Le géant de l’aéronautique français Safran reste bénéficiaire malgré les turbulences

Grâce à réduction drastique de ses coûts, l'équipementier français est parvenu à dégager un bénéfice pour l'année 2020 malgré la crise du secteur aéronautique.

Des avions qui ne volent plus, des frontières fermées, des commandes au point mort, le secteur aérien traverse la pire crise de son histoire. Au beau milieu de cette tempête, l’entreprise française Safran, qui fournit des moteurs à Airbus et Boeing, parvient à rester au dessus des nuages.
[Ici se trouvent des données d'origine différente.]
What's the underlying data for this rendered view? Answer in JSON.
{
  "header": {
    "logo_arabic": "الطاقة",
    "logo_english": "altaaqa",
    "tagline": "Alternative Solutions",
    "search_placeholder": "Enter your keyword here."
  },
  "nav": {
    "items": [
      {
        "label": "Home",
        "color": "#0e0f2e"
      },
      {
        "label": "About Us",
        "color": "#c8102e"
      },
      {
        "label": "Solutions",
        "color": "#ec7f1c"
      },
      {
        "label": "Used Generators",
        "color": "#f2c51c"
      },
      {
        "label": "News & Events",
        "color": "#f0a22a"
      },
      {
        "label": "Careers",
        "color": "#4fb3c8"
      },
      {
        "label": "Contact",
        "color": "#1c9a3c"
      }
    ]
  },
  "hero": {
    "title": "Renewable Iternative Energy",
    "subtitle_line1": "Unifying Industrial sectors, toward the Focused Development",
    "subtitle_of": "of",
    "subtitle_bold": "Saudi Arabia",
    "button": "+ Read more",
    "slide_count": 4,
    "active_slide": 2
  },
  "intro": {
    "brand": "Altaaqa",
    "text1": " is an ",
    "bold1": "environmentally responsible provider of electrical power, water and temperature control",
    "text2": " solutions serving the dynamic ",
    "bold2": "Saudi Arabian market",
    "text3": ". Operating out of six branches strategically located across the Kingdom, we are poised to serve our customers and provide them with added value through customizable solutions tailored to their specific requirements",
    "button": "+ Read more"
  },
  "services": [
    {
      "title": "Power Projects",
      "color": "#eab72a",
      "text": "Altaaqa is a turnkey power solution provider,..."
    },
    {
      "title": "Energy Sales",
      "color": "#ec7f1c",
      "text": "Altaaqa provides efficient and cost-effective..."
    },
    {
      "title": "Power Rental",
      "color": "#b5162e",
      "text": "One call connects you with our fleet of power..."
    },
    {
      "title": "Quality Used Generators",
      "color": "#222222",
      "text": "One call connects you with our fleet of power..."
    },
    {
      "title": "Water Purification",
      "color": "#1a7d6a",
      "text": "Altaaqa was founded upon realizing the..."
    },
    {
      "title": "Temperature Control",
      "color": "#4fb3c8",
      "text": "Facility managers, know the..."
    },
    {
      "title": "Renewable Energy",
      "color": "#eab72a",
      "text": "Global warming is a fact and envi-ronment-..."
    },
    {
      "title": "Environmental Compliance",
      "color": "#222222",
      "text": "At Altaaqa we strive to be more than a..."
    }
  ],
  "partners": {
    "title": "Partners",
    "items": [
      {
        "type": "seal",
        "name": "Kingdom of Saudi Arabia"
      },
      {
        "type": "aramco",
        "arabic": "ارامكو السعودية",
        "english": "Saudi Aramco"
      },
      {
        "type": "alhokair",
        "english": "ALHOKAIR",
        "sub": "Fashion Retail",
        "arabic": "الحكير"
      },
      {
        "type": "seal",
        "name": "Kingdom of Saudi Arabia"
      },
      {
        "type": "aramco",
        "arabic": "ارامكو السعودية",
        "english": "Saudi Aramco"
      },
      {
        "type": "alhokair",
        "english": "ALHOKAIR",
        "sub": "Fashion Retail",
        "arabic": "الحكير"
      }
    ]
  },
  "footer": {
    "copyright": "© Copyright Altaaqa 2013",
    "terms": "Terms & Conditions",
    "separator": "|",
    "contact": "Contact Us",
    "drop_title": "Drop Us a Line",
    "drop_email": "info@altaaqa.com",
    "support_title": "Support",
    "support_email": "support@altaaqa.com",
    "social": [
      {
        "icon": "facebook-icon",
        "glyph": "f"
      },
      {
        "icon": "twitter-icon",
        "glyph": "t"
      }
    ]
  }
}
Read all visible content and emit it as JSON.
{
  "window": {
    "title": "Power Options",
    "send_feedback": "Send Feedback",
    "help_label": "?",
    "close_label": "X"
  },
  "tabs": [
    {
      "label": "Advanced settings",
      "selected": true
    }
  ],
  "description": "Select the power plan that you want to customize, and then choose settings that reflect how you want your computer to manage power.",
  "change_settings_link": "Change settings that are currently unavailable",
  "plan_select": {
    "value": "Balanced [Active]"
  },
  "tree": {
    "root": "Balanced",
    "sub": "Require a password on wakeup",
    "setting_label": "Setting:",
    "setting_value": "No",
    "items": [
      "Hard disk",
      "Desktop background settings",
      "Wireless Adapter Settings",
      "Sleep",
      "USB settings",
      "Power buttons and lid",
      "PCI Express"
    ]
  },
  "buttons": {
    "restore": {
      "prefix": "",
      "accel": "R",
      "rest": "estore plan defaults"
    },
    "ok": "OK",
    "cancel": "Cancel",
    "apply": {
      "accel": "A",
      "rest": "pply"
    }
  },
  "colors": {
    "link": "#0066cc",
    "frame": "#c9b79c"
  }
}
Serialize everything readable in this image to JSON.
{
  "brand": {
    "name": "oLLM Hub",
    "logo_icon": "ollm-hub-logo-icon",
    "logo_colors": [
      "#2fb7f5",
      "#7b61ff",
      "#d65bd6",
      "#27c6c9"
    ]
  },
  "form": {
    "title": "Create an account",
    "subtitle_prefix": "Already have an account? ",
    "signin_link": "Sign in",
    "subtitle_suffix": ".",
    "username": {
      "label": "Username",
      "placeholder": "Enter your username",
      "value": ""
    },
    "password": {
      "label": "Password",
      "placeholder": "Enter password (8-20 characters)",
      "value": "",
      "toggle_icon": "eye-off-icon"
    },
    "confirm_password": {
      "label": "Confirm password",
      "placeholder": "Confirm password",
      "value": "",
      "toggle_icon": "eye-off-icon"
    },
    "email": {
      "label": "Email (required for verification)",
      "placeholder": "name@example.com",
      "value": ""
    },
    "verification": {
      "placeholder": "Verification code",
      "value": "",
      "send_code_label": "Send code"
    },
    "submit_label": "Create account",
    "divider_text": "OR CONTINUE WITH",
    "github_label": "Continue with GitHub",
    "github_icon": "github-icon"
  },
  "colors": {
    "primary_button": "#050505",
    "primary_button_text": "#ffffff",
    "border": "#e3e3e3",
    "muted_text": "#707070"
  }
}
L’équipementier reste bénéficiaire en 2020, grâce à de sévères mesures d’austérité.

Alors que les deux principaux avionneurs mondiaux, Airbus et Boeing, ont tous deux plongé dans le rouge, l’équipementier et motoriste français Safran publie ce jeudi 25 février un bénéfice net de 352 millions d’euros. Des résultats “aussi bons que possible” étant donnée la situation, a résumé son directeur général Olivier Andriès.  L’entreprise a dû faire face à “un effondrement du trafic aérien dû aux confinements et aux restrictions de voyages imposés dans toutes les régions du monde”, déplore le groupe, qui s’attend à une reprise progressive de son activité en 2021.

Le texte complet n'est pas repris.